“You can’t plan to become a cliché . Nobody wakes up and says ‘as of today I aspire to be like everyone else.’ It’s just what happens when you decide that your security is more important than your imagination.”
– When I Used To Paint With Hector (by Daniel Mesta)

the artist
Describing himself as having a “Mexican heart, American brain and Russian soul”, Daniel writes and facilitates work dedicated to man’s quest for identity, meaning and home. Often drawing from his experience in the humanitarian sector, his scripts incorporate the performance of place as identity, be it in situ, ex situ, in exsilium or in absentia.

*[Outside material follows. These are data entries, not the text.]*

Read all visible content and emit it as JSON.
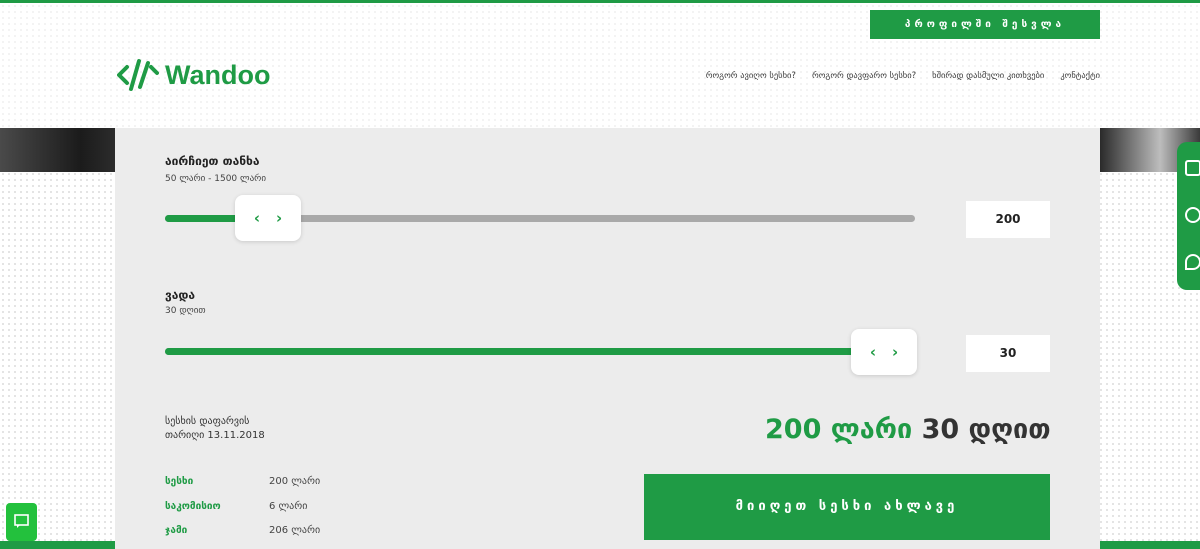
{
  "header": {
    "profile_button": "პროფილში შესვლა",
    "logo_text": "Wandoo",
    "nav": [
      "როგორ ავიღო სესხი?",
      "როგორ დავფარო სესხი?",
      "ხშირად დასმული კითხვები",
      "კონტაქტი"
    ]
  },
  "amount": {
    "title": "აირჩიეთ თანხა",
    "range": "50 ლარი - 1500 ლარი",
    "value": "200",
    "slider_fraction": 0.1034
  },
  "term": {
    "title": "ვადა",
    "range": "30 დღით",
    "value": "30",
    "slider_fraction": 1.0
  },
  "due": {
    "label": "სესხის დაფარვის",
    "date_label": "თარიღი 13.11.2018"
  },
  "summary": {
    "amount_text": "200 ლარი",
    "days_text": "30 დღით"
  },
  "details": [
    {
      "key": "სესხი",
      "value": "200 ლარი"
    },
    {
      "key": "საკომისიო",
      "value": "6 ლარი"
    },
    {
      "key": "ჯამი",
      "value": "206 ლარი"
    }
  ],
  "cta_button": "მიიღეთ სესხი ახლავე",
  "colors": {
    "brand": "#1f9b45",
    "panel": "#ececec"
  },
  "icons": [
    "logo-icon",
    "chevron-left-icon",
    "chevron-right-icon",
    "chat-icon",
    "phone-icon",
    "mail-icon",
    "location-icon"
  ]
}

Daniel has received recognitions from the John F. Kennedy Center, the Association for Theatre in Higher Education, Literary Managers and Dramaturgs of the Americas, and others. He holds a BA in Theatre Arts Studies and Russian Studies from Brigham Young University, and an MA in International Relations at the European University at St. Petersburg, where he began his research on early 20th century equestrian performance in rodeo, circus and film. He continues to write about the cultural impacts of circus and sideshow from a historical perspective.

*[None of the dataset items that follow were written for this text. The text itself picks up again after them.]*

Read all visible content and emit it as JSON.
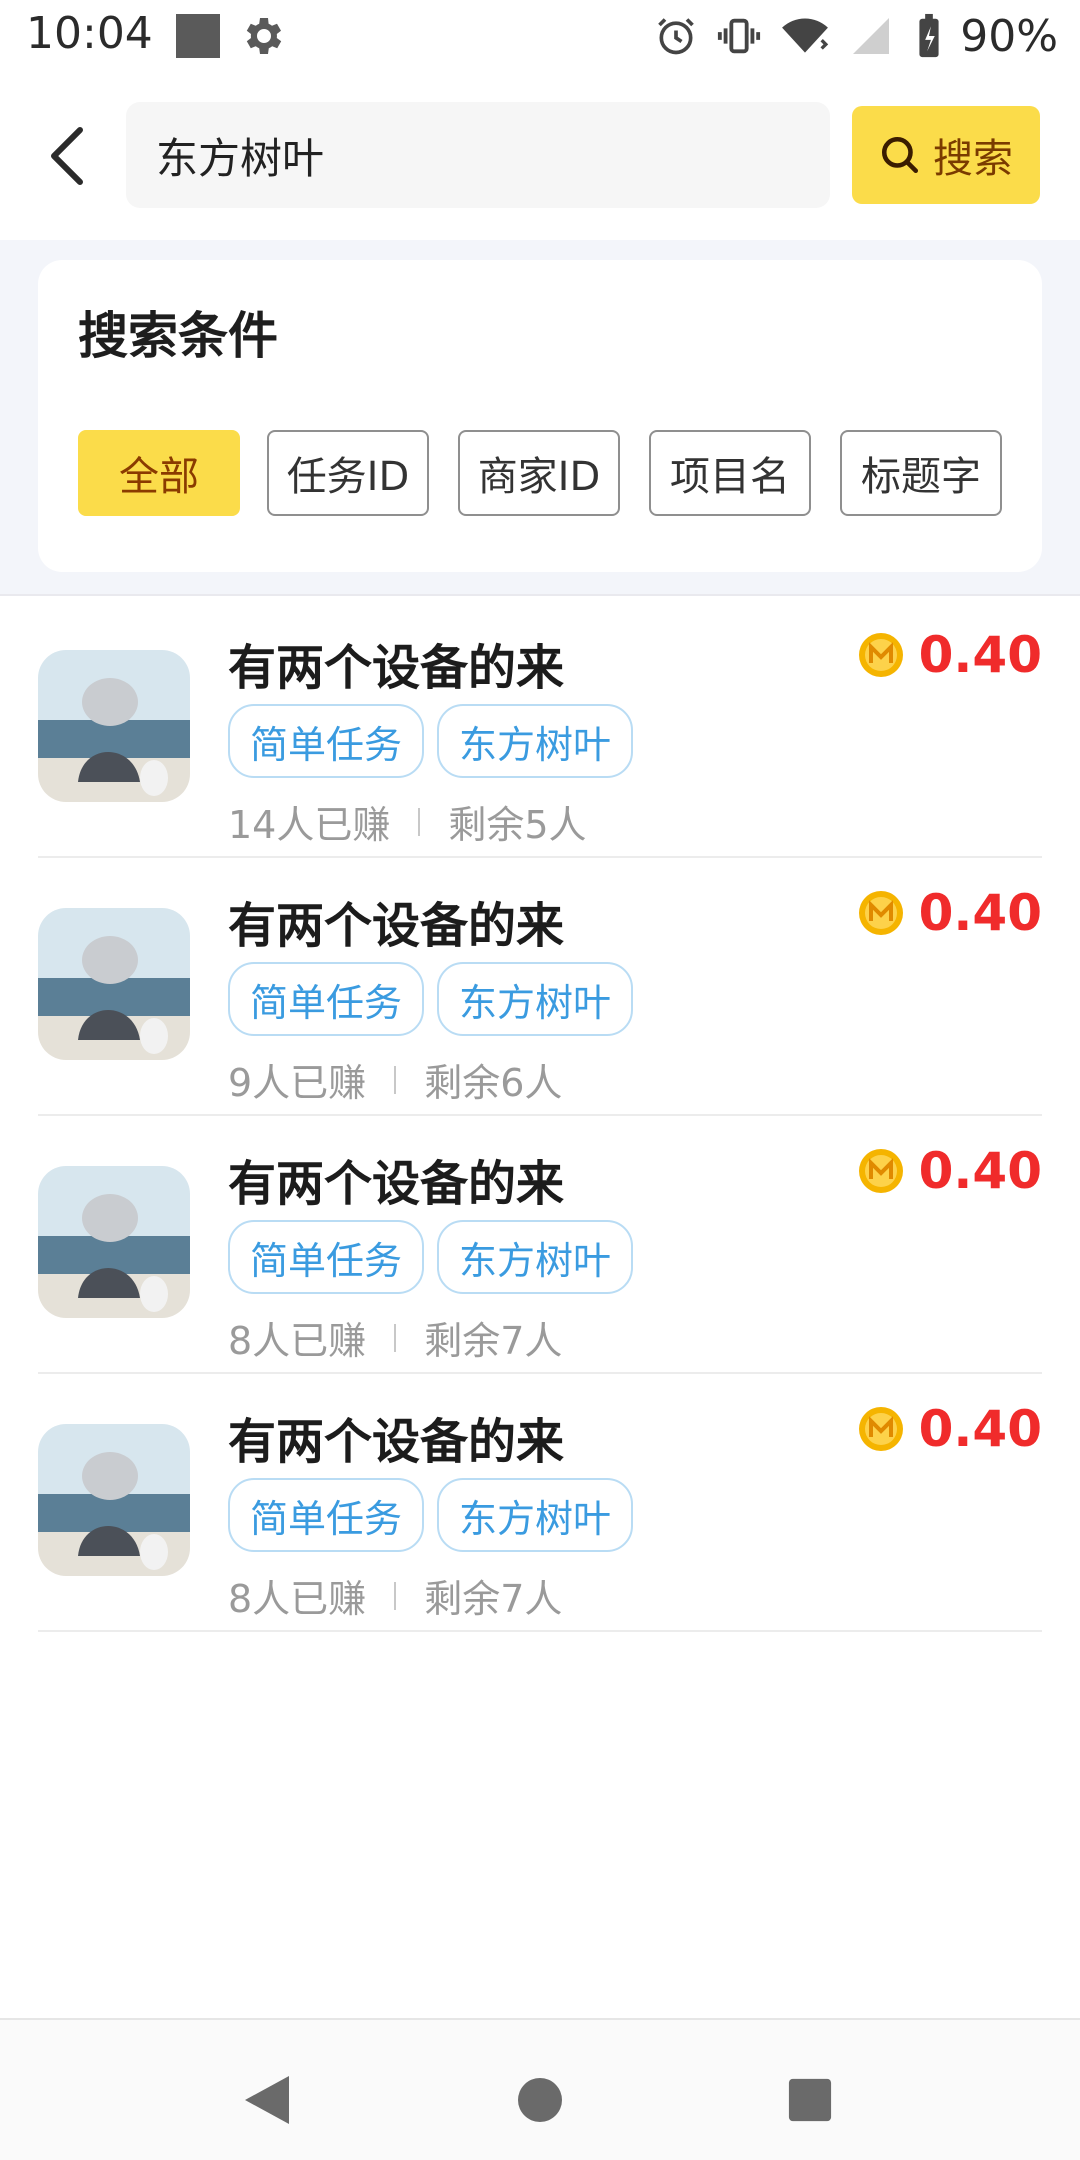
{
  "status_bar": {
    "time": "10:04",
    "battery": "90%"
  },
  "header": {
    "search_value": "东方树叶",
    "search_button_label": "搜索"
  },
  "criteria": {
    "title": "搜索条件",
    "chips": [
      "全部",
      "任务ID",
      "商家ID",
      "项目名",
      "标题字"
    ],
    "selected": "全部"
  },
  "tasks": [
    {
      "title": "有两个设备的来",
      "tags": [
        "简单任务",
        "东方树叶"
      ],
      "earned": "14人已赚",
      "remaining": "剩余5人",
      "reward": "0.40"
    },
    {
      "title": "有两个设备的来",
      "tags": [
        "简单任务",
        "东方树叶"
      ],
      "earned": "9人已赚",
      "remaining": "剩余6人",
      "reward": "0.40"
    },
    {
      "title": "有两个设备的来",
      "tags": [
        "简单任务",
        "东方树叶"
      ],
      "earned": "8人已赚",
      "remaining": "剩余7人",
      "reward": "0.40"
    },
    {
      "title": "有两个设备的来",
      "tags": [
        "简单任务",
        "东方树叶"
      ],
      "earned": "8人已赚",
      "remaining": "剩余7人",
      "reward": "0.40"
    }
  ],
  "colors": {
    "accent_yellow": "#fbdc4a",
    "reward_red": "#f02b2b",
    "tag_blue": "#3a9be0",
    "coin_gold": "#f5b400"
  },
  "icons": {
    "status": [
      "image-icon",
      "gear-icon",
      "alarm-icon",
      "vibrate-icon",
      "wifi-icon",
      "signal-icon",
      "battery-icon"
    ],
    "header": [
      "back-arrow-icon",
      "search-icon"
    ],
    "nav": [
      "back-triangle-icon",
      "home-circle-icon",
      "recents-square-icon"
    ]
  }
}
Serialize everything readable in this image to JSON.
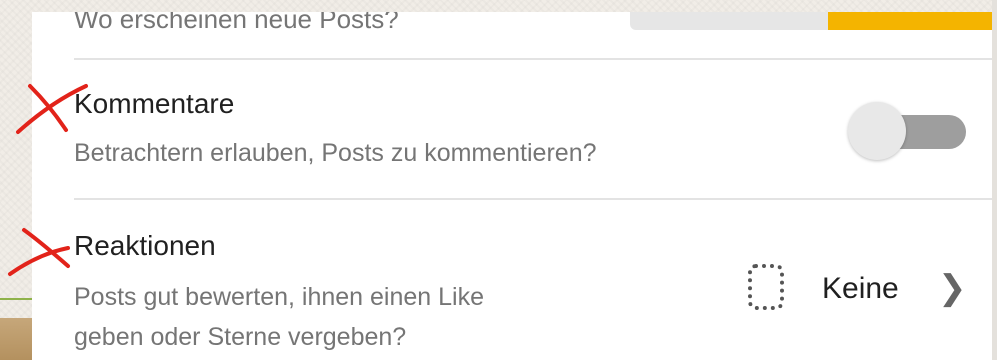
{
  "top_setting": {
    "subtitle": "Wo erscheinen neue Posts?",
    "slider_fill_percent": 48
  },
  "settings": [
    {
      "title": "Kommentare",
      "subtitle": "Betrachtern erlauben, Posts zu kommentieren?",
      "toggle_on": false
    },
    {
      "title": "Reaktionen",
      "subtitle_line1": "Posts gut bewerten, ihnen einen Like",
      "subtitle_line2": "geben oder Sterne vergeben?",
      "value": "Keine"
    }
  ],
  "icons": {
    "reaction": "dotted-square-icon",
    "chevron": "chevron-right-icon",
    "annotation": "red-cross-mark"
  },
  "colors": {
    "accent": "#f4b400",
    "annotation": "#e2231a"
  }
}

He has worked extensively in theatre and opera. (Also as a mariachi- but that’s a tale for another time.) Mesta also served on the executive committee of LMDA-Mexico, worked as Literary Manager and resident dramaturg at the Latiné Musical Theatre Lab and is an alum of the inaugural cohort of the BIPOC Critics Lab. He currently resides in New York City, though his heart still resides in Saint Petersburg.